A depressão é sem dúvida um dos grandes males do século, atinge boa parte da população em níveis variáveis e certamente já acometeu ou ainda acometerá todo o restante em algum momento delicado da vida. É inevitável, mais cedo ou mais tarde sempre bate aquela tristeza mais profunda e agressiva, que te tira as forças e a energia, suga sua vontade de viver. Ela pode ocorrer diante de uma grande perda, uma decepção, uma doença, e muitas vezes surge sem qualquer evento ou sentido aparente.
Então, falando da depressão, o que venho me perguntando recentemente é: será que é preciso sempre temermos a depressão, tratá-la com remédios, fugir dela como se foge de um monstro terrível? Será que ela é totalmente ruim e destruidora?

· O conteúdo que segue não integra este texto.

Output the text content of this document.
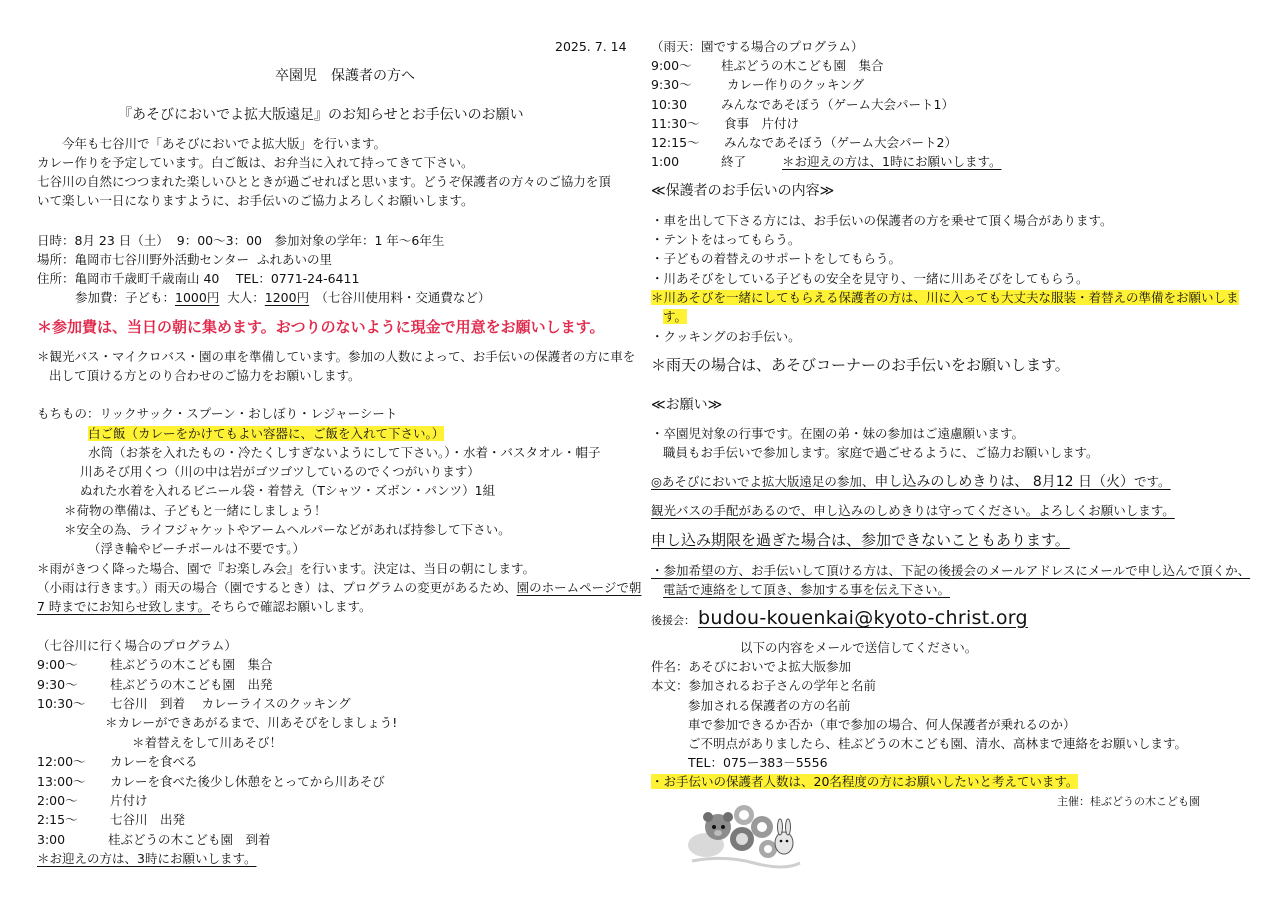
2025. 7. 14
卒園児　保護者の方へ
『あそびにおいでよ拡大版遠足』のお知らせとお手伝いのお願い
今年も七谷川で「あそびにおいでよ拡大版」を行います。
カレー作りを予定しています。白ご飯は、お弁当に入れて持ってきて下さい。
七谷川の自然につつまれた楽しいひとときが過ごせればと思います。どうぞ保護者の方々のご協力を頂
いて楽しい一日になりますように、お手伝いのご協力よろしくお願いします。
日時：8月 23 日（土）  9：00～3：00　参加対象の学年：1 年～6年生
場所：亀岡市七谷川野外活動センター  ふれあいの里
住所：亀岡市千歳町千歳南山 40　 TEL：0771-24-6411
参加費：子ども：1000円  大人：1200円　（七谷川使用料・交通費など）
＊参加費は、当日の朝に集めます。おつりのないように現金で用意をお願いします。
＊観光バス・マイクロバス・園の車を準備しています。参加の人数によって、お手伝いの保護者の方に車を
出して頂ける方とのり合わせのご協力をお願いします。
もちもの：リックサック・スプーン・おしぼり・レジャーシート
白ご飯（カレーをかけてもよい容器に、ご飯を入れて下さい。）
水筒（お茶を入れたもの・冷たくしすぎないようにして下さい。）・水着・バスタオル・帽子
川あそび用くつ（川の中は岩がゴツゴツしているのでくつがいります）
ぬれた水着を入れるビニール袋・着替え（Tシャツ・ズボン・パンツ）1組
＊荷物の準備は、子どもと一緒にしましょう！
＊安全の為、ライフジャケットやアームヘルパーなどがあれば持参して下さい。
（浮き輪やビーチボールは不要です。）
＊雨がきつく降った場合、園で『お楽しみ会』を行います。決定は、当日の朝にします。
（小雨は行きます。）雨天の場合（園でするとき）は、プログラムの変更があるため、園のホームページで朝
7 時までにお知らせ致します。そちらで確認お願いします。
（七谷川に行く場合のプログラム）
9:00～	桂ぶどうの木こども園　集合
9:30～	桂ぶどうの木こども園　出発
10:30～ 七谷川　到着　 カレーライスのクッキング
＊カレーができあがるまで、川あそびをしましょう!
＊着替えをして川あそび！
12:00～ カレーを食べる
13:00～ カレーを食べた後少し休憩をとってから川あそび
2:00～	片付け
2:15～	七谷川　出発
3:00	桂ぶどうの木こども園　到着
＊お迎えの方は、3時にお願いします。
（雨天：園でする場合のプログラム）
9:00～ 桂ぶどうの木こども園　集合
9:30～	カレー作りのクッキング
10:30	みんなであそぼう（ゲーム大会パート1）
11:30～ 食事　片付け
12:15～ みんなであそぼう（ゲーム大会パート2）
1:00	終了	＊お迎えの方は、1時にお願いします。
≪保護者のお手伝いの内容≫
・車を出して下さる方には、お手伝いの保護者の方を乗せて頂く場合があります。
・テントをはってもらう。
・子どもの着替えのサポートをしてもらう。
・川あそびをしている子どもの安全を見守り、一緒に川あそびをしてもらう。
＊川あそびを一緒にしてもらえる保護者の方は、川に入っても大丈夫な服装・着替えの準備をお願いしま
す。
・クッキングのお手伝い。
＊雨天の場合は、あそびコーナーのお手伝いをお願いします。
≪お願い≫
・卒園児対象の行事です。在園の弟・妹の参加はご遠慮願います。
職員もお手伝いで参加します。家庭で過ごせるように、ご協力お願いします。
◎あそびにおいでよ拡大版遠足の参加、申し込みのしめきりは、 8月12 日（火）です。
観光バスの手配があるので、申し込みのしめきりは守ってください。よろしくお願いします。
申し込み期限を過ぎた場合は、参加できないこともあります。
・参加希望の方、お手伝いして頂ける方は、下記の後援会のメールアドレスにメールで申し込んで頂くか、
電話で連絡をして頂き、参加する事を伝え下さい。
後援会： budou-kouenkai@kyoto-christ.org
以下の内容をメールで送信してください。
件名：あそびにおいでよ拡大版参加
本文：参加されるお子さんの学年と名前
参加される保護者の方の名前
車で参加できるか否か（車で参加の場合、何人保護者が乗れるのか）
ご不明点がありましたら、桂ぶどうの木こども園、清水、高林まで連絡をお願いします。
TEL：075ー383－5556
・お手伝いの保護者人数は、20名程度の方にお願いしたいと考えています。
主催：桂ぶどうの木こども園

Ou será que ela tem algo a nos ensinar?
Quando se fala em depressão, logo uma palavra vem em mente: anti-depressivo. Porque é óbvio que pensamos numa forma prática e imediata de combater esse mal, e é assim que a mídia e a indústria farmacêutica nos ensinam, nos entupindo de remédios. Às vezes penso nos efeitos dos remédios, inúmeros e imprevisíveis, imagino todos os problemas que serão esquivados diante desse tratamento medicamentoso, as angústias que não serão sofridas, o amadurecimento que não será vivido, a experiência que não será acumulada. Será mesmo que vale a pena se entupir de remédios e se enganar, fugindo do problema e da sua verdadeira solução?
Não descarto totalmente o uso da medicação, há casos de todos os tipos, inclusive casos graves. Além disso, o remédio pode ajudar bastante inicialmente e evitar as famosas recaídas. Mas será que o remédio, sozinho, faz todo o efeito? Acho pouco provável que o indivíduo em depressão se cure da sua profunda tristeza e apatia diante da vida apenas com remédios que regulem sua bioquímica cerebral, afinal não somos meras máquinas secretoras de hormônios do prazer, pensamos, temos ideias, conflitos, problemas. E quando fugimos deles, não há remédio que nos mantenha bem por muito tempo.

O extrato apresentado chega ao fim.